FOTOS/KAIO CAIAZZO |
“Não escrever sobre a
violência é não escrever sobre nosso
tempo”. Um dos paradigmas da obra do escritor, poeta e dramaturgo inglês Edward
Bond(1934) que, em suas quase cinquenta peças, tornou-se porta voz de um teatro que, em sua radicalidade
e crueza, provoca o espectador enquanto o leva à conscientização sobre um mundo
fora do eixo.
Ao apresentar, em 1965, a trama cáustica e iconoclasta de Saved como um retrato comportamental de
seres desumanizados pela monstruosidade de seus atos e pela irreverência e
desprezo a quaisquer limites morais, ideologias
políticas, conceitos filosóficos e dogmatismos religiosos, abalou as estruturas do Império
Britânico. Mas acabou contribuindo, paralelamente, para o relaxamento às resistentes regras censórias no universo das artes cênicas.
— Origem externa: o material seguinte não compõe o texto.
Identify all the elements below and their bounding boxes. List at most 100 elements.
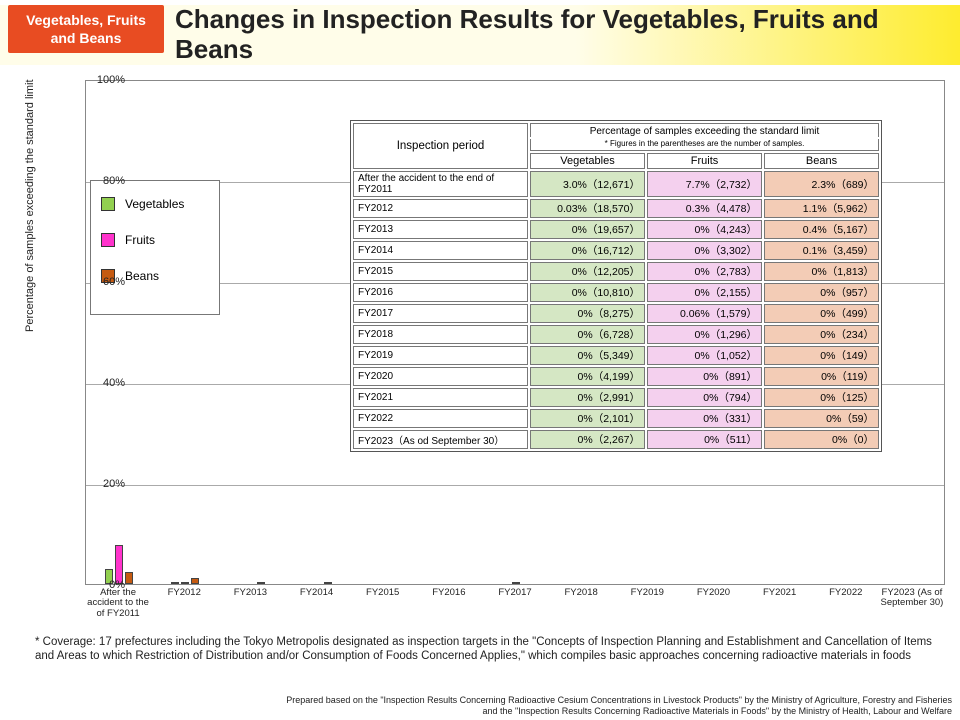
table-row: FY20200%（4,199）0%（891）0%（119） bbox=[353, 367, 879, 386]
x-tick-label: FY2020 bbox=[680, 588, 746, 598]
cell-period: FY2019 bbox=[353, 346, 528, 365]
bar bbox=[257, 582, 265, 584]
cell-fruits: 0%（2,783） bbox=[647, 262, 762, 281]
cell-vegetables: 0%（12,205） bbox=[530, 262, 645, 281]
table-row: FY20160%（10,810）0%（2,155）0%（957） bbox=[353, 283, 879, 302]
cell-fruits: 0%（891） bbox=[647, 367, 762, 386]
cell-fruits: 0%（2,155） bbox=[647, 283, 762, 302]
table-header-period: Inspection period bbox=[353, 123, 528, 169]
cell-fruits: 0%（1,052） bbox=[647, 346, 762, 365]
cell-beans: 0.4%（5,167） bbox=[764, 220, 879, 239]
legend-label: Fruits bbox=[125, 233, 155, 247]
cell-period: FY2017 bbox=[353, 304, 528, 323]
cell-beans: 0%（234） bbox=[764, 325, 879, 344]
table-row: FY20210%（2,991）0%（794）0%（125） bbox=[353, 388, 879, 407]
bar bbox=[191, 578, 199, 584]
cell-fruits: 0%（3,302） bbox=[647, 241, 762, 260]
x-tick-label: FY2012 bbox=[151, 588, 217, 598]
table-header-group: Percentage of samples exceeding the stan… bbox=[530, 123, 879, 137]
x-tick-label: FY2019 bbox=[614, 588, 680, 598]
table-row: FY20130%（19,657）0%（4,243）0.4%（5,167） bbox=[353, 220, 879, 239]
cell-beans: 0%（149） bbox=[764, 346, 879, 365]
cell-fruits: 0%（794） bbox=[647, 388, 762, 407]
title-bar: Vegetables, Fruits and Beans Changes in … bbox=[0, 5, 960, 65]
cell-beans: 0.1%（3,459） bbox=[764, 241, 879, 260]
bar bbox=[181, 582, 189, 584]
cell-period: FY2014 bbox=[353, 241, 528, 260]
y-tick-label: 100% bbox=[85, 74, 125, 86]
cell-beans: 0%（59） bbox=[764, 409, 879, 428]
cell-vegetables: 0%（2,267） bbox=[530, 430, 645, 449]
table-subheader: Fruits bbox=[647, 153, 762, 169]
cell-fruits: 0%（331） bbox=[647, 409, 762, 428]
cell-period: FY2021 bbox=[353, 388, 528, 407]
table-row: FY20120.03%（18,570）0.3%（4,478）1.1%（5,962… bbox=[353, 199, 879, 218]
cell-period: FY2012 bbox=[353, 199, 528, 218]
table-subheader: Vegetables bbox=[530, 153, 645, 169]
cell-beans: 0%（1,813） bbox=[764, 262, 879, 281]
cell-period: FY2022 bbox=[353, 409, 528, 428]
legend-swatch bbox=[101, 197, 115, 211]
cell-period: After the accident to the end of FY2011 bbox=[353, 171, 528, 197]
x-tick-label: FY2016 bbox=[416, 588, 482, 598]
x-tick-label: FY2015 bbox=[350, 588, 416, 598]
cell-fruits: 0.3%（4,478） bbox=[647, 199, 762, 218]
table-row: FY20180%（6,728）0%（1,296）0%（234） bbox=[353, 325, 879, 344]
cell-beans: 2.3%（689） bbox=[764, 171, 879, 197]
table-row: FY20150%（12,205）0%（2,783）0%（1,813） bbox=[353, 262, 879, 281]
cell-fruits: 0%（1,296） bbox=[647, 325, 762, 344]
cell-vegetables: 3.0%（12,671） bbox=[530, 171, 645, 197]
cell-beans: 0%（0） bbox=[764, 430, 879, 449]
y-tick-label: 40% bbox=[85, 377, 125, 389]
page-title: Changes in Inspection Results for Vegeta… bbox=[175, 5, 960, 65]
cell-period: FY2018 bbox=[353, 325, 528, 344]
chart-area: Percentage of samples exceeding the stan… bbox=[35, 80, 940, 620]
table-row: FY20190%（5,349）0%（1,052）0%（149） bbox=[353, 346, 879, 365]
category-badge: Vegetables, Fruits and Beans bbox=[8, 5, 164, 53]
cell-fruits: 0.06%（1,579） bbox=[647, 304, 762, 323]
cell-beans: 0%（119） bbox=[764, 367, 879, 386]
x-tick-label: FY2014 bbox=[284, 588, 350, 598]
cell-beans: 0%（499） bbox=[764, 304, 879, 323]
cell-vegetables: 0.03%（18,570） bbox=[530, 199, 645, 218]
cell-fruits: 0%（4,243） bbox=[647, 220, 762, 239]
cell-beans: 0%（957） bbox=[764, 283, 879, 302]
cell-period: FY2020 bbox=[353, 367, 528, 386]
cell-fruits: 7.7%（2,732） bbox=[647, 171, 762, 197]
legend-label: Beans bbox=[125, 269, 159, 283]
x-tick-label: FY2018 bbox=[548, 588, 614, 598]
x-tick-label: FY2022 bbox=[813, 588, 879, 598]
data-table: Inspection periodPercentage of samples e… bbox=[350, 120, 882, 452]
y-tick-label: 80% bbox=[85, 175, 125, 187]
bar bbox=[125, 572, 133, 584]
x-tick-label: FY2013 bbox=[217, 588, 283, 598]
cell-vegetables: 0%（6,728） bbox=[530, 325, 645, 344]
y-axis-title: Percentage of samples exceeding the stan… bbox=[24, 79, 36, 332]
cell-vegetables: 0%（2,991） bbox=[530, 388, 645, 407]
bar bbox=[512, 582, 520, 584]
y-tick-label: 20% bbox=[85, 478, 125, 490]
x-tick-label: FY2023 (As of September 30) bbox=[879, 588, 945, 609]
cell-fruits: 0%（511） bbox=[647, 430, 762, 449]
cell-beans: 1.1%（5,962） bbox=[764, 199, 879, 218]
cell-vegetables: 0%（4,199） bbox=[530, 367, 645, 386]
cell-vegetables: 0%（10,810） bbox=[530, 283, 645, 302]
cell-vegetables: 0%（5,349） bbox=[530, 346, 645, 365]
y-tick-label: 60% bbox=[85, 276, 125, 288]
table-subheader: Beans bbox=[764, 153, 879, 169]
cell-period: FY2015 bbox=[353, 262, 528, 281]
cell-period: FY2016 bbox=[353, 283, 528, 302]
cell-period: FY2013 bbox=[353, 220, 528, 239]
legend: Vegetables Fruits Beans bbox=[90, 180, 220, 315]
grid-line bbox=[86, 485, 944, 486]
x-tick-label: FY2017 bbox=[482, 588, 548, 598]
table-row: FY20220%（2,101）0%（331）0%（59） bbox=[353, 409, 879, 428]
legend-label: Vegetables bbox=[125, 197, 184, 211]
table-header-note: * Figures in the parentheses are the num… bbox=[530, 139, 879, 151]
cell-vegetables: 0%（2,101） bbox=[530, 409, 645, 428]
legend-swatch bbox=[101, 233, 115, 247]
cell-beans: 0%（125） bbox=[764, 388, 879, 407]
cell-vegetables: 0%（8,275） bbox=[530, 304, 645, 323]
x-tick-label: FY2021 bbox=[747, 588, 813, 598]
cell-vegetables: 0%（16,712） bbox=[530, 241, 645, 260]
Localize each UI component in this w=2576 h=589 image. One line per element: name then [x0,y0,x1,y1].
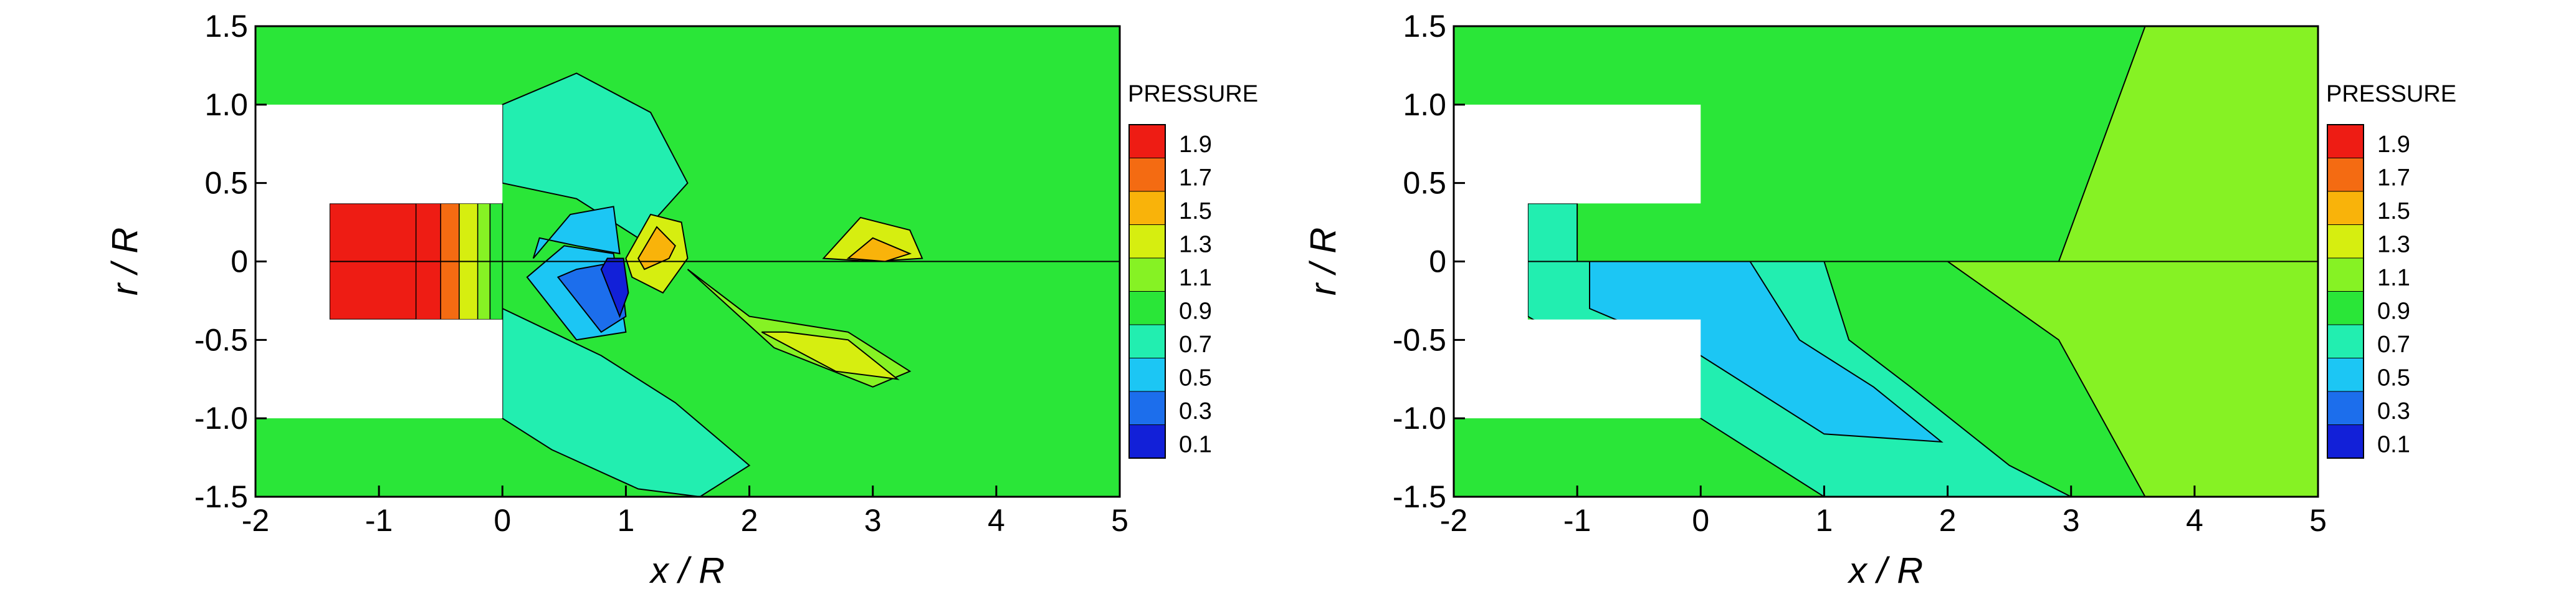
legend-swatch [2327,291,2364,325]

O questionamento visceral , não menos incomodo e sem
disfarces, tanto na sua textualidade como na sua estética quase trash , faz com que a estrutura textual
de Edward Bond Para Tempos Conturbados, inspirada a partir do autor inglês e
contextualizada na contemporaneidade brasileira, com dramaturgia de André
Pellegrino e direção de Daniel Belmonte, tenha visibilidade na sua sintonização com a patética realidade por nós
vivenciada.
Às custas de um processo de marginalização econômica e de uma
esquizofrênica violência social com o absoluto descrédito em quaisquer valores. Especialmente
quando a institucionalização da ordem e
progresso de uma nação é apenas um disfarce para as falácias de um sistema
de governabilidade em crise.
Na entrega à performance por cinco atores(Fernando Melvin,
João Sant’Anna, Alice Morena, Leonardo Bianchi, Livia Feltre) e uma convicta
atriz narradora (Susanna Kruger), funcionando como um alter ego enunciador do pensamento de Bond.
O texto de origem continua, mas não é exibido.